Proceed with Birdcatcher's patented "I found a dead lady at work today" story (I work at a hospital). It's a 3-4 minute bit, I ask how their day was, they had just gotten back from a country music show. I loosen up and suddenly I AM A CONVERSATION MACHINE. When I'm talking to blondie I'm being careful to keep her pretty friend in on it too, juggle the eyes, etc. Making sure to touch her knee when I'm making a point, or elbow, or pick at her country getup when I tease her. Lot's of eye contact, even though it's hard for me to do. Finally she drops a hint that they really need to find their friends, I can tell they are having fun and want to stay. I say "Yeah, my friends are probably looking for me too" (lie, they are right fucking behind me). "It was really cool talking to you two, it's nice to meet other nerds. Do you have a, um, is there a number I can reach you at?" (Solid eye contact, she doesn't seem to notice me slip up. I never do this. Usually I just hand the girl my phone, less verbose the better, I think.) I get up as they do and tell them I'll see em.

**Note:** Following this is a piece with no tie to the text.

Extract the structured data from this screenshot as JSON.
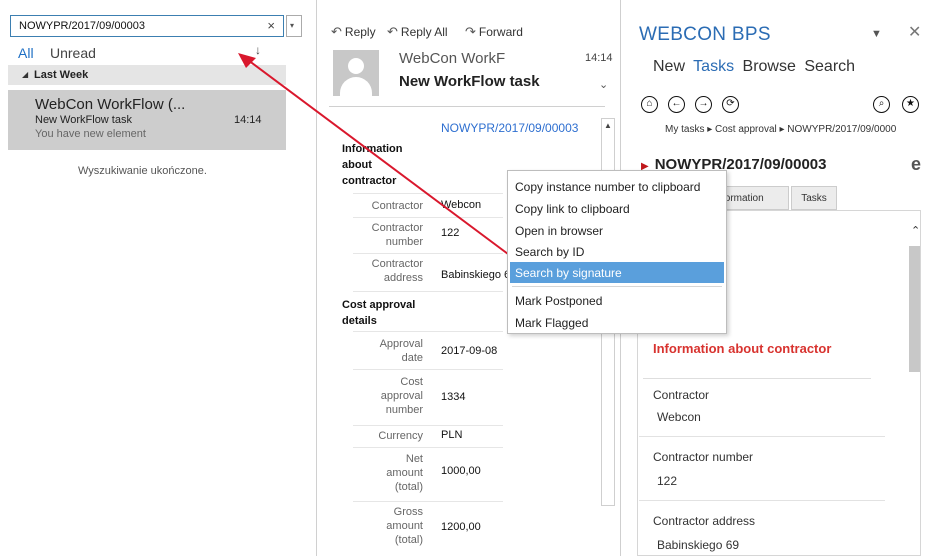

I walk out and have a smoke in the pouring rain. I feel like a FUCKING CHAMPION PAUL BUNYAN TOWERING MOUNTAIN MAN, rain can't get me down. I meet up with my friends again, after a few minutes I'm walking through the dance floor and see the skirts again, near the floor, all by their lonesome. They light up, and both point at me, I smile, walk up and grab each of them by the arm, PULL them onto the dance floor. We're robot-ing, raising said roof, even a crotch chop or two. We look like total jagoffs, but they're loving it, and so am I. Alas, it's time for me to part, my ride to the burbs is a-leavin. I take blondie's hand, and focus as much as I can through my eyes. "I gotta bounce, I'll see you around okay." I tried to keep it in the look, not the words. Let it linger just a little too long.

# close. Fuck, guess who's beating off, MEEEE! I get one more later, and a FaceBook close!? Thems the breaks kiddo.

Where could I have improved this? More specifically, what should I have done about her best friend? Any help or FEEDBACK anyone can give me on this would be GREATLY appreciated guys. Thanks.